Any Kiwi with a browser can use this right now, for free. No API key, no paywall, no waitlist. For NZ developers building apps that need image understanding — document scanning, visual search, accessibility tools — this is a free alternative to OpenAI’s vision API that costs per request.

When the API drops, the economics get sharper. DeepSeek’s API pricing has historically been 75% below OpenAI’s. If vision API pricing follows the same pattern, a Kiwi startup processing 100K images a month could see their bill drop from roughly $2,000 to $500. That’s the difference between “we can’t afford vision features” and “we ship them by default.”

The policy angle: NZ’s AI strategy has to navigate between US export controls (which pressure allies to restrict Chinese AI tools) and the reality that Chinese open-source models are increasingly the best value option. Pretending DeepSeek doesn’t exist doesn’t help Kiwi developers. Acknowledging it and building data sovereignty frameworks around it does.

The Other Side

Three honest caveats. First, this is a chat interface feature, not an API. Until there’s programmatic access, it’s a consumer tool, not a developer platform. Second, “really good and fast” from HN commenters is not a benchmark — we don’t have MMBench, MMMU, or DocVQA scores yet.

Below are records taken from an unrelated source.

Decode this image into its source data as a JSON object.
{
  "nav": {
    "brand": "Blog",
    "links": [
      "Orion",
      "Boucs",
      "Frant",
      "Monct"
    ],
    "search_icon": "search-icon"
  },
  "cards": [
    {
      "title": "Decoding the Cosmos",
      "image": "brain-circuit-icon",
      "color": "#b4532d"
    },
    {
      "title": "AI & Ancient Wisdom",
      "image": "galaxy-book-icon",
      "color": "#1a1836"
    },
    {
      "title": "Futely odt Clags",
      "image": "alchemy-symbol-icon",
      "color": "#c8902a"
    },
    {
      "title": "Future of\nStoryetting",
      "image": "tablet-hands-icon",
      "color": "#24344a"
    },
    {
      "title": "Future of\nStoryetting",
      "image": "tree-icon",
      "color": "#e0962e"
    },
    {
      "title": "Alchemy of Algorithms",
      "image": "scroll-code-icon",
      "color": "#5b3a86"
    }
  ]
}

DeepSeek’s text models have been benchmarked rigorously; vision needs the same. Third, DeepSeek is subject to China’s AI regulations, which require content moderation and alignment with “core socialist values.” How that manifests in a vision model interpreting images — particularly political or sensitive content — is an open question that HN commenters haven’t tested yet.

The Bigger Picture

The multimodal race has been a two-horse game: OpenAI and Anthropic, with Google’s Gemini as the third. DeepSeek entering with a free chat interface and a likely-cheap API changes the dynamic. If the model gets open-weighted — and DeepSeek’s history says it probably will — the open-source community gets its first genuinely competitive vision model. That matters more than any single product launch.

The quiet rollout strategy is also worth noting. No announcement, no press cycle, no founder tweetstorm. Just ship it and let the community discover it. For a company that’s built its brand on capability over marketing, it’s a consistent play — and it worked. 63 upvotes in 2 hours from a community that does its own quality checking is worth more than a press release.

❓ FAQ

Can I use DeepSeek Vision right now? Yes. Go to chat.deepseek.com, sign in, and upload an image. It’s free. No API key needed. The feature is live as of June 18, 2026.

Is there an API? Not yet. HN commenters are actively requesting it. Based on DeepSeek’s pattern with V4 and their coding agent, an API release within weeks is likely. Pricing has historically been 75% below OpenAI.

How does it compare to GPT-4o vision? Anecdotally, HN users say it’s “really good and fast.” There are no published benchmark scores yet (MMBench, MMMU, DocVQA). Until independent benchmarks land, treat the quality claims as promising but unverified.

Could this drive Claude Code or other agentic tools? Yes, once the API is available. Claude Code and the Claude Agents SDK require a vision-enabled model. A cheap DeepSeek vision API would let developers swap in DeepSeek for the vision component while keeping Claude for reasoning — a hybrid that could cut costs significantly.

Does this work in New Zealand? Yes, the chat interface is accessible globally. No geo-restrictions observed. The API, when it launches, should follow the same pattern as DeepSeek’s text API, which is available worldwide.

🔍 THE BOTTOM LINE

DeepSeek didn’t announce Vision. They just shipped it. That’s the story — a Chinese AI lab closing the multimodal gap with US frontier models, for free, with zero fanfare, and the community noticed anyway. When the API lands and the weights drop, the open-source multimodal landscape changes. Until then, it’s a free tool worth testing and a signal worth watching.